The Standard (St. Catharines)

Moderna shortfall may impact Niagara Pfizer doses, Hirji says

Region could get less Pfizer shots as province juggles supply

- GRANT LAFLECHE

The reduction in Canada’s shipments of the Moderna COVID-19 vaccine could result in less Pfizer doses for Niagara, says the region’s acting medical officer of health.

Dr. Mustafa Hirji said he is concerned the latest blow to Canada’s vaccinatio­n efforts could result in more shipments of doses bound for Niagara to be diverted elsewhere. And without transparen­t communicat­ions from the provincial government, his public health department faces an uncertain short-term future when it comes to trying to protect Niagara residents from the potentiall­y lethal novel coronaviru­s.

Moderna is temporaril­y reducing the size of shipments to Canada and other countries while the company manages manufactur­ing issues. That means there will be less Moderna vaccines for Ontario, which Hirji said could be the first domino to fall that could result in less vaccine for Niagara.

Hirji said Moderna doses are being shipped to communitie­s in Ontario that cannot store Pfizer vaccines in specialize­d, supercoole­d freezers, and to regions deemed to be COVID-19 hot spots, such as Peel and Toronto.

Niagara, despite the region’s high infection rate and historic death toll, is not considered a hot spot by the provincial government, which is in charge of vaccine distributi­on in Ontario. The government of Premier Doug Ford has not explained why Niagara is not considered a hot spot. Recently, Ontario’s chief medical officer of health falsely claimed Niagara’s COVID-19 infection rate only recently worsened. In fact, the region’s spike in infections began in early December and only started to slow down over the past week.

The resulting explosion in

infections — about half of Niagara’s total COVID-19 infections happened in January according to an analysis by the St. Catharines Standard — triggered a wave of outbreaks in longterm-care homes.

COVID-19 related deaths in long-term-care homes spiked with last week being Niagara’s deadliest of the pandemic to date with 71 deaths over seven days. In total, at least 311 Niagara residents with the virus have died — a fact few local politician­s have acknowledg­ed.

Only three of 13 Niagara municipali­ties have issued statements of condolence­s to the community.

Niagara’s health department has been vaccinatin­g longterm-care and retirement home residents who have yet to be exposed to the virus with the Pfizer vaccine.
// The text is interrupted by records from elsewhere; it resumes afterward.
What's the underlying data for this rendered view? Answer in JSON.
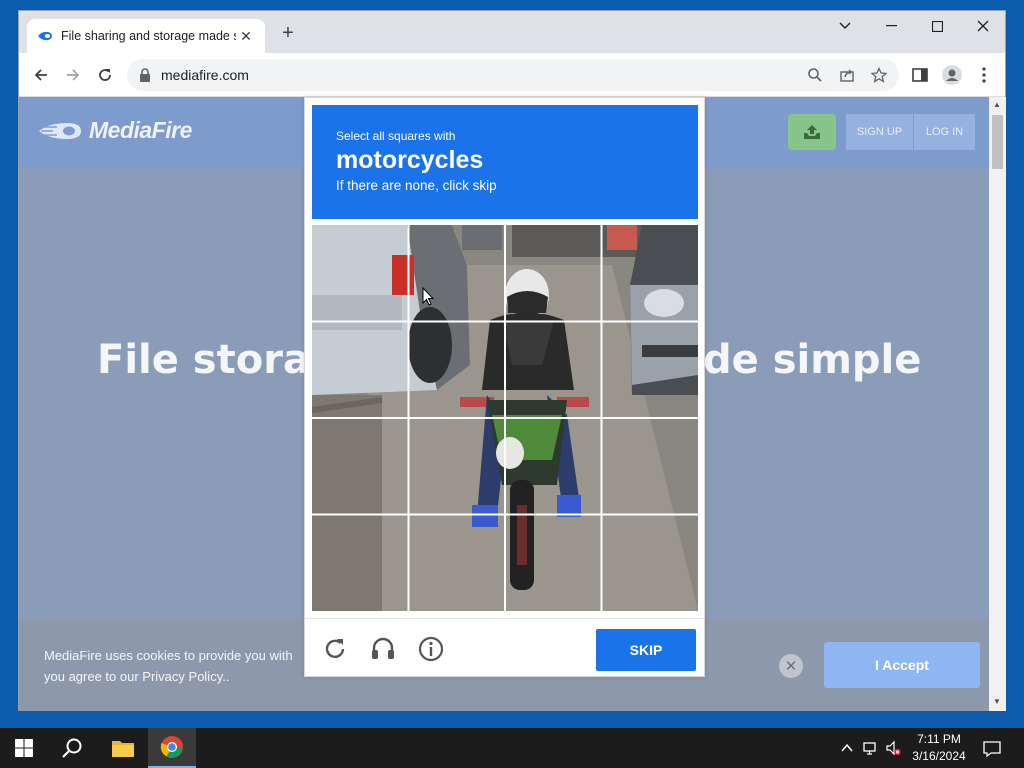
{
  "browser": {
    "tab_title": "File sharing and storage made simple",
    "url": "mediafire.com"
  },
  "site": {
    "logo_text": "MediaFire",
    "sign_up": "SIGN UP",
    "log_in": "LOG IN",
    "hero_left": "File storag",
    "hero_right": "de simple"
  },
  "cookie": {
    "text": "MediaFire uses cookies to provide you with",
    "text_tail": ",",
    "text2": "you agree to our Privacy Policy..",
    "accept": "I Accept"
  },
  "captcha": {
    "instruction": "Select all squares with",
    "target": "motorcycles",
    "hint": "If there are none, click skip",
    "skip": "SKIP",
    "grid_rows": 4,
    "grid_cols": 4
  },
  "taskbar": {
    "time": "7:11 PM",
    "date": "3/16/2024"
  },
  "colors": {
    "captcha_blue": "#1a73e8",
    "mediafire_header": "#7e9bce",
    "taskbar": "#1c1c1c"
  }
}
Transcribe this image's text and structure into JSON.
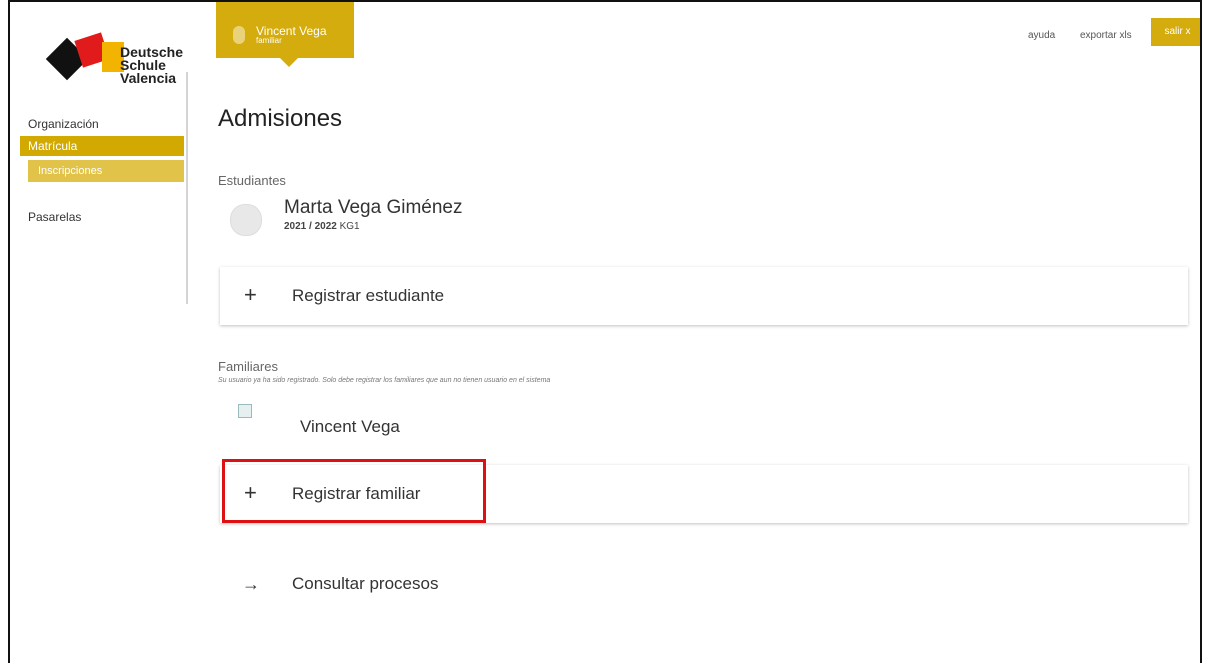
{
  "brand": {
    "logo_lines": [
      "Deutsche",
      "Schule",
      "Valencia"
    ]
  },
  "sidebar": {
    "items": [
      {
        "label": "Organización"
      },
      {
        "label": "Matrícula"
      },
      {
        "label": "Inscripciones"
      },
      {
        "label": "Pasarelas"
      }
    ]
  },
  "user": {
    "name": "Vincent Vega",
    "role": "familiar"
  },
  "top_menu": {
    "ayuda": "ayuda",
    "exportar": "exportar xls",
    "salir": "salir x"
  },
  "page": {
    "title": "Admisiones"
  },
  "estudiantes": {
    "label": "Estudiantes",
    "student": {
      "name": "Marta Vega Giménez",
      "year": "2021 / 2022",
      "grade": "KG1"
    },
    "register_label": "Registrar estudiante",
    "register_icon": "+"
  },
  "familiares": {
    "label": "Familiares",
    "note": "Su usuario ya ha sido registrado. Solo debe registrar los familiares que aun no tienen usuario en el sistema",
    "member_name": "Vincent Vega",
    "register_label": "Registrar familiar",
    "register_icon": "+"
  },
  "procesos": {
    "icon": "→",
    "label": "Consultar procesos"
  },
  "colors": {
    "accent": "#d4ac0d",
    "highlight": "#dd1111"
  }
}
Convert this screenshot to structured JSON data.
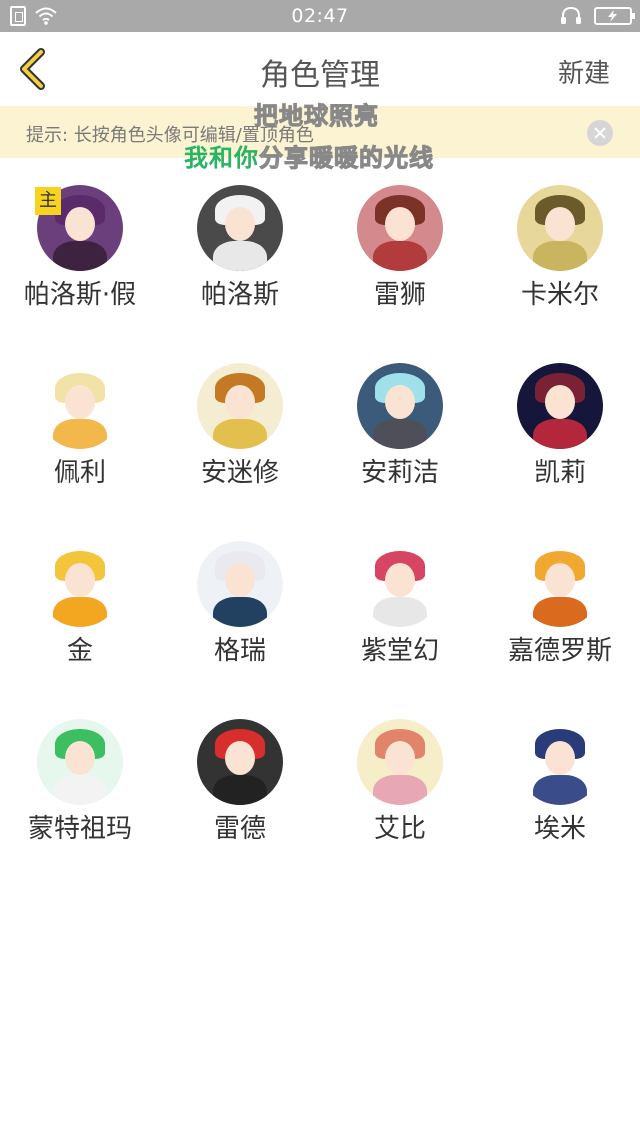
{
  "status_bar": {
    "time": "02:47"
  },
  "nav": {
    "title": "角色管理",
    "new_label": "新建"
  },
  "tip": {
    "text": "提示: 长按角色头像可编辑/置顶角色"
  },
  "overlay": {
    "line1": "把地球照亮",
    "line2_green": "我和你",
    "line2_white": "分享暖暖的光线"
  },
  "main_badge": "主",
  "characters": [
    {
      "name": "帕洛斯·假",
      "hair": "#5a2a6a",
      "bg": "#6b3f7c",
      "body": "#3d2340"
    },
    {
      "name": "帕洛斯",
      "hair": "#f2f2f2",
      "bg": "#4a4a4a",
      "body": "#e8e8e8"
    },
    {
      "name": "雷狮",
      "hair": "#7a3326",
      "bg": "#d48a8c",
      "body": "#b23b3b"
    },
    {
      "name": "卡米尔",
      "hair": "#6b5a2a",
      "bg": "#e7d79a",
      "body": "#c9b45f"
    },
    {
      "name": "佩利",
      "hair": "#f1e3a7",
      "bg": "#ffffff",
      "body": "#f2b84b"
    },
    {
      "name": "安迷修",
      "hair": "#c47a24",
      "bg": "#f5edd2",
      "body": "#e3c04e"
    },
    {
      "name": "安莉洁",
      "hair": "#9fe0ea",
      "bg": "#3c5a7a",
      "body": "#4f4f5a"
    },
    {
      "name": "凯莉",
      "hair": "#7a2235",
      "bg": "#15163a",
      "body": "#b3263c"
    },
    {
      "name": "金",
      "hair": "#f2c53b",
      "bg": "#ffffff",
      "body": "#f3a721"
    },
    {
      "name": "格瑞",
      "hair": "#e9e9ef",
      "bg": "#eef2f7",
      "body": "#22405f"
    },
    {
      "name": "紫堂幻",
      "hair": "#d64562",
      "bg": "#ffffff",
      "body": "#e7e7e7"
    },
    {
      "name": "嘉德罗斯",
      "hair": "#f0a830",
      "bg": "#ffffff",
      "body": "#d96a1e"
    },
    {
      "name": "蒙特祖玛",
      "hair": "#3bbf62",
      "bg": "#e6f7ee",
      "body": "#f3f3f3"
    },
    {
      "name": "雷德",
      "hair": "#d92e2e",
      "bg": "#333333",
      "body": "#222222"
    },
    {
      "name": "艾比",
      "hair": "#e0856a",
      "bg": "#f6eec8",
      "body": "#e8a7b5"
    },
    {
      "name": "埃米",
      "hair": "#2a3b7a",
      "bg": "#ffffff",
      "body": "#3a4d8a"
    }
  ]
}
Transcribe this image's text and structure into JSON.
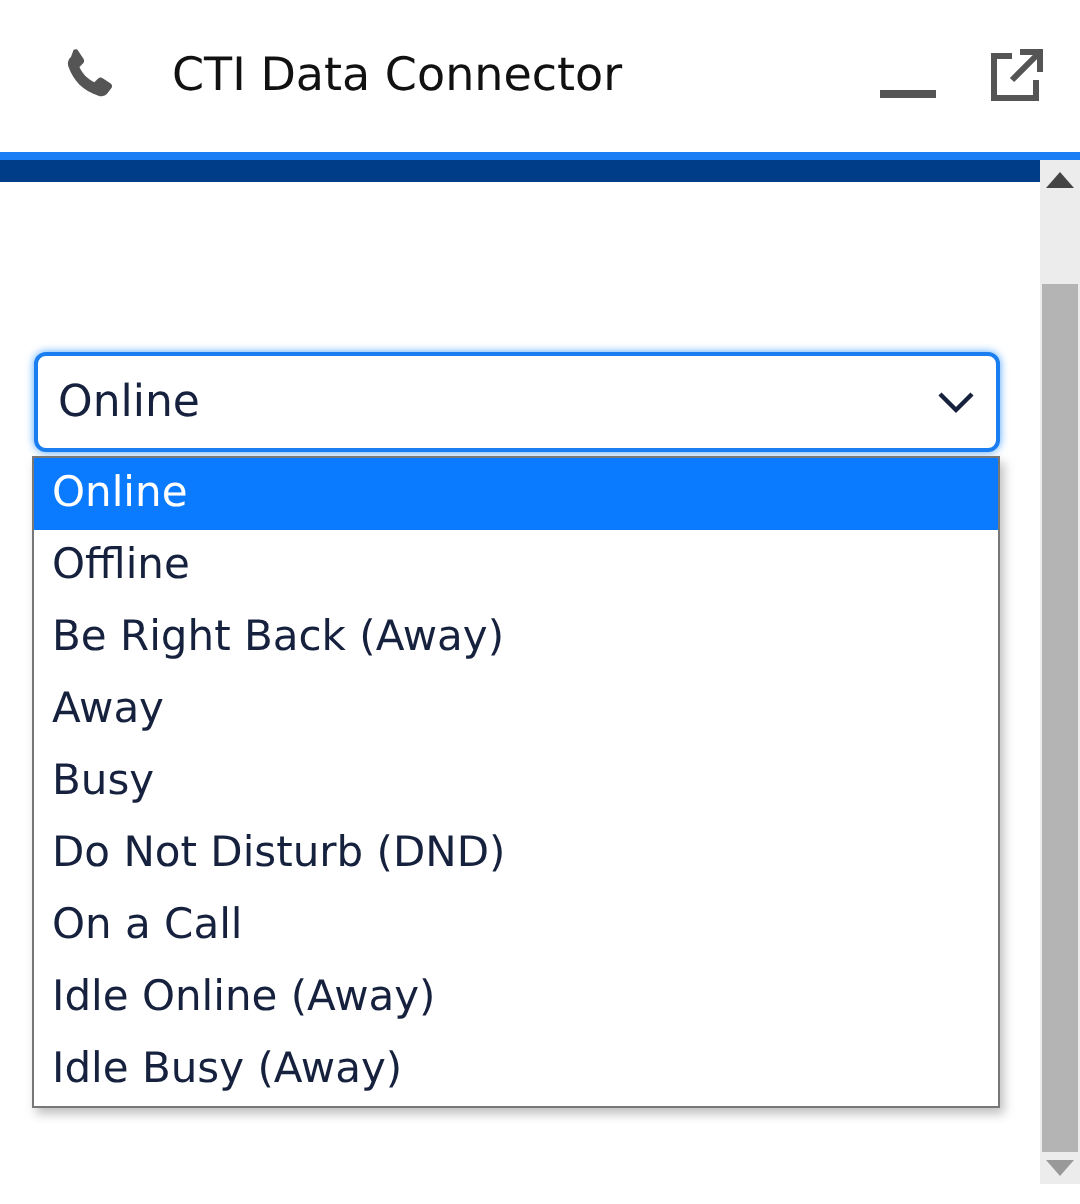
{
  "window": {
    "title": "CTI Data Connector"
  },
  "status_select": {
    "value": "Online",
    "expanded": true
  },
  "options": [
    {
      "label": "Online",
      "selected": true
    },
    {
      "label": "Offline",
      "selected": false
    },
    {
      "label": "Be Right Back (Away)",
      "selected": false
    },
    {
      "label": "Away",
      "selected": false
    },
    {
      "label": "Busy",
      "selected": false
    },
    {
      "label": "Do Not Disturb (DND)",
      "selected": false
    },
    {
      "label": "On a Call",
      "selected": false
    },
    {
      "label": "Idle Online (Away)",
      "selected": false
    },
    {
      "label": "Idle Busy (Away)",
      "selected": false
    }
  ]
}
The first doses of the two-dose series began Jan 13. Second doses are expected to start being administer­ed Wednesday.

Hirji said the current supply of Pfizer vaccines in Niagara should be enough to provide the second shot to those residents who have received their doses.

However, there is not enough Pfizer locally to administer second doses to health-care workers who have received their first shot because of a recent cutback in Pfizer shipments while the company upgrades its manufactur­ing capacity.

As supplies dry up across Ontario, Hirji said it is possible the provincial government still start to redistribu­te vaccines according to its priorities.

Moderna shipments in GTA regions may be diverted to communitie­s that cannot store Pfizer doses, he said. To make up for vaccine shortfalls in those GTA regions, the province could move Pfizer away from places like Niagara, again leaving the community short of doses.

Hirji said if that happens, people who are not being prioritize­d for their second Pfizer doses may have to wait even longer.

“We haven’t been told how this might impact future shipments to Niagara,” Hirji said.

The provincial government has taken COVID-19 vaccines away from Niagara recently. At the same time the first Pfizer doses arrived in the region, a shipment of 5,500 Moderna doses bound for Niagara was diverted elsewhere with no explanatio­n to local health authoritie­s already planning the vaccine rollout.